The past few weeks have been good ones for my little English-teaching business. I now have four very regular students. One of them, however, is in Brazil until December, so I've had an easy schedule with six lessons per week. Two of the students I'm currently working with are beginners, and the third is at the low intermediate level. It's been particularly exciting to watch this third student blossom. The first time I met her was at the tea that we had here at our apartment. She was very quiet and spoke only in Ukrainian to her friend. I was nervous about teaching her because she seemed distant and unfriendly. But after only six weeks of lessons, she has gained a tremendous amount of confidence! Now she regales me regularly with tales of her weekend and with what she's cooked during the past week, and she cracks me up with a great sense of humor. She ran into Glenda at the bus stop last week, and Glenda reported that they had a conversation in English. It's amazing how much good a chance to practice conversation skills with a sympathetic listener will do.
I am very much enjoying teaching my two beginning students. They are both Brazilian, and they are both doing great. I've decided that I really like teaching beginners because it is so easy to see them make progress. It's easy to find vocabulary that they will hear often, so they have lots of chances to practice. The grammar they're learning is simple and easy to teach. I do miss the chance for more advanced readings and discussions, but I suppose that will come in time.
I am particularly amused by the system one of my Brazilian students and I have cobbled together to communicate. It works like this: she rattles off a long string of Portuguese, accompanied by diagrams or hand gestures, and I, miraculously, understand her and respond in English. She usually understands, and so we grind on through basic grammar points, using our multilingual skills. Every once and a while, we stop and laugh at how our languages have become mutually intelligible through not much more than our sheer determination to be understood.

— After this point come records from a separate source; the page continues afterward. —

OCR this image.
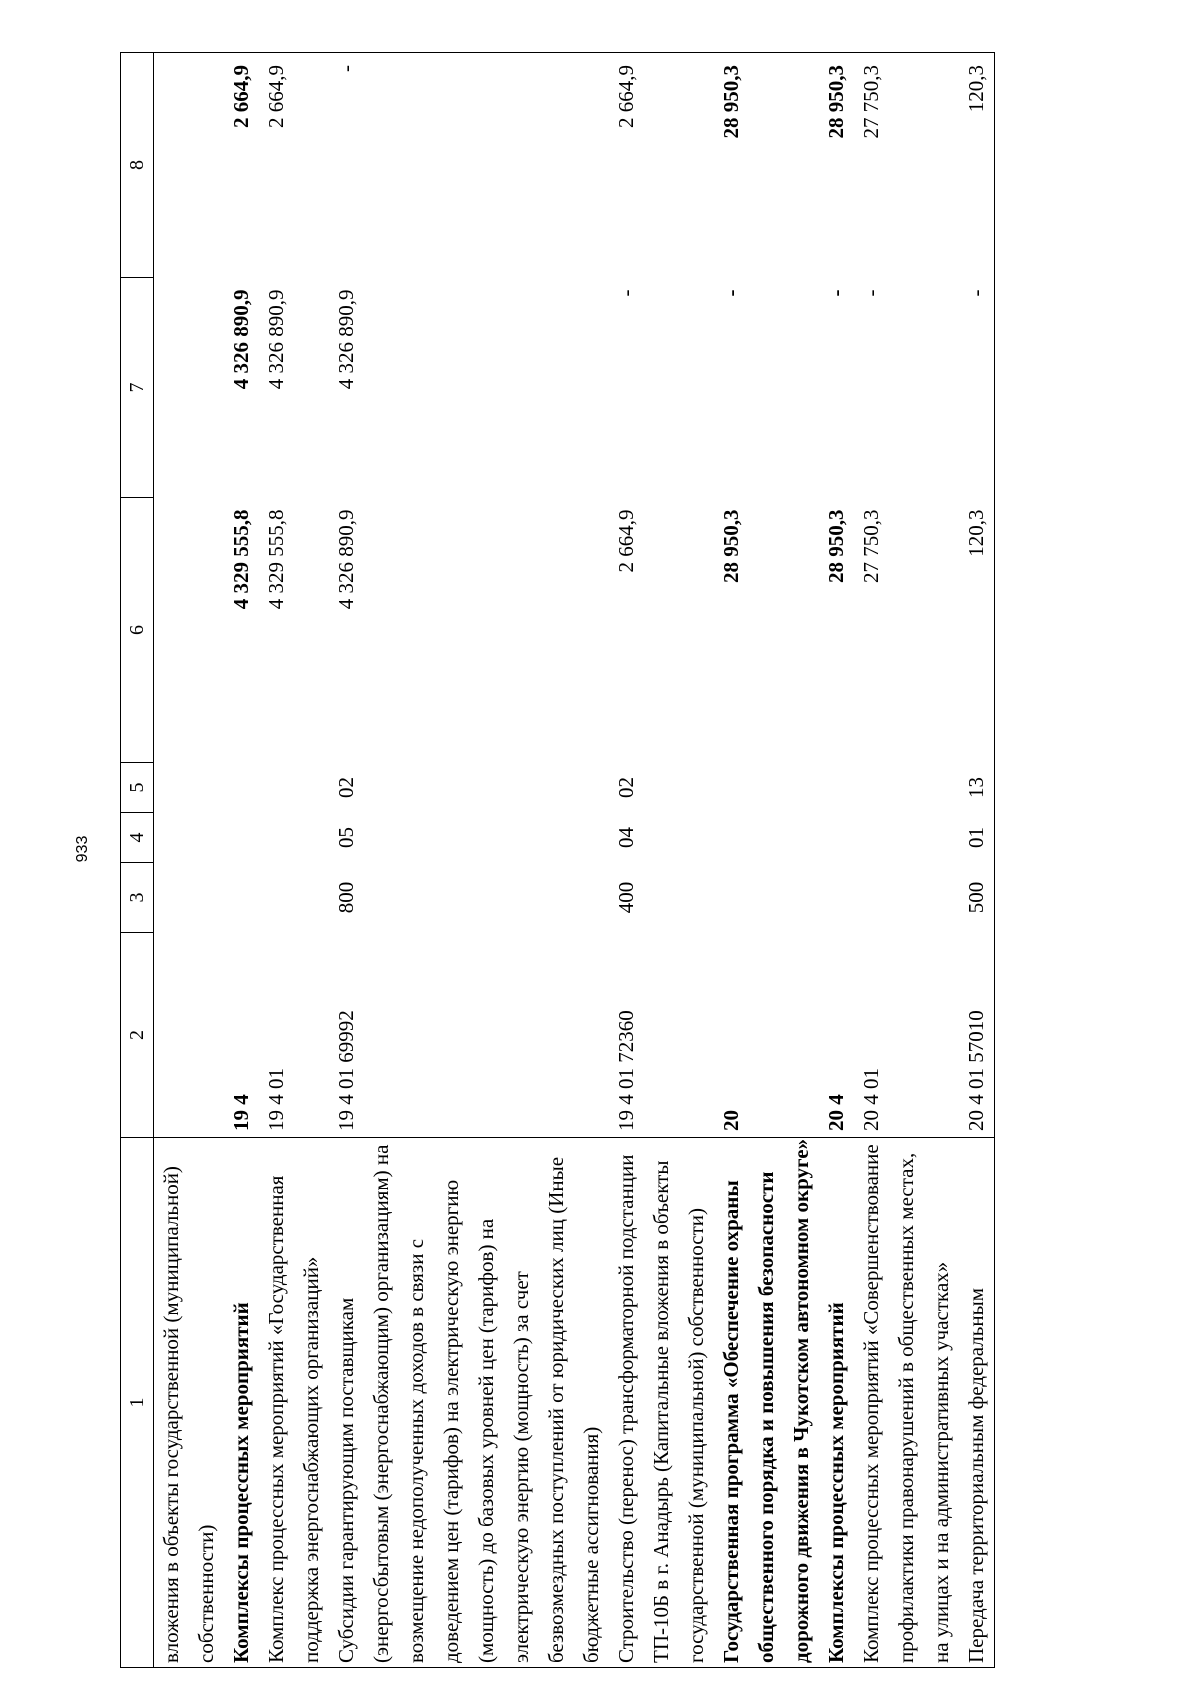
933
1	2	3	4	5	6	7	8

вложения в объекты государственной (муниципальной) собственности)							

Комплексы процессных мероприятий	19 4				4 329 555,8	4 326 890,9	2 664,9

Комплекс процессных мероприятий «Государственная поддержка энергоснабжающих организаций»	19 4 01				4 329 555,8	4 326 890,9	2 664,9

Субсидии гарантирующим поставщикам (энергосбытовым (энергоснабжающим) организациям) на возмещение недополученных доходов в связи с доведением цен (тарифов) на электрическую энергию (мощность) до базовых уровней цен (тарифов) на электрическую энергию (мощность) за счет безвозмездных поступлений от юридических лиц (Иные бюджетные ассигнования)	19 4 01 69992	800	05	02	4 326 890,9	4 326 890,9	-

Строительство (перенос) трансформаторной подстанции ТП-10Б в г. Анадырь (Капитальные вложения в объекты государственной (муниципальной) собственности)	19 4 01 72360	400	04	02	2 664,9	-	2 664,9

Государственная программа «Обеспечение охраны общественного порядка и повышения безопасности дорожного движения в Чукотском автономном округе»	20				28 950,3	-	28 950,3

Комплексы процессных мероприятий	20 4				28 950,3	-	28 950,3

Комплекс процессных мероприятий «Совершенствование профилактики правонарушений в общественных местах, на улицах и на административных участках»	20 4 01				27 750,3	-	27 750,3

Передача территориальным федеральным	20 4 01 57010	500	01	13	120,3	-	120,3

My Ukrainian student pointed out to me this week how difficult she finds it to read in English. I gave her a short passage about fashions as an introduction to the past tense and some vocabulary about clothes. She said she hates reading in English, but that she could read when she studied German. I always talk to my students about how difficult spelling is in English because the letters of the alphabet do not correspond one-to-one with sounds. For example, g can be pronounced "hard," as in gentle, or "soft," as in girl. So it's hard to know how to write a word that you know how to use in conversation. I try to sympathize with my students on this point. But I haven't been as sympathetic about reading until Elena pointed out how frustrating it is for her. Then I remembered how hard it was for me to read Polish, even though it does have a one-to-one correspondence between the alphabet and the sounds the letters represent. Sometimes I'd have to actually say words outloud before I'd realize that I knew them or that they were similar to their English counterparts. So, my other students can thank Elena for making me more sympathetic to the unique trials of learning to read English. On the other hand, only practice can ease these trials. So maybe they shouldn't thank her yet.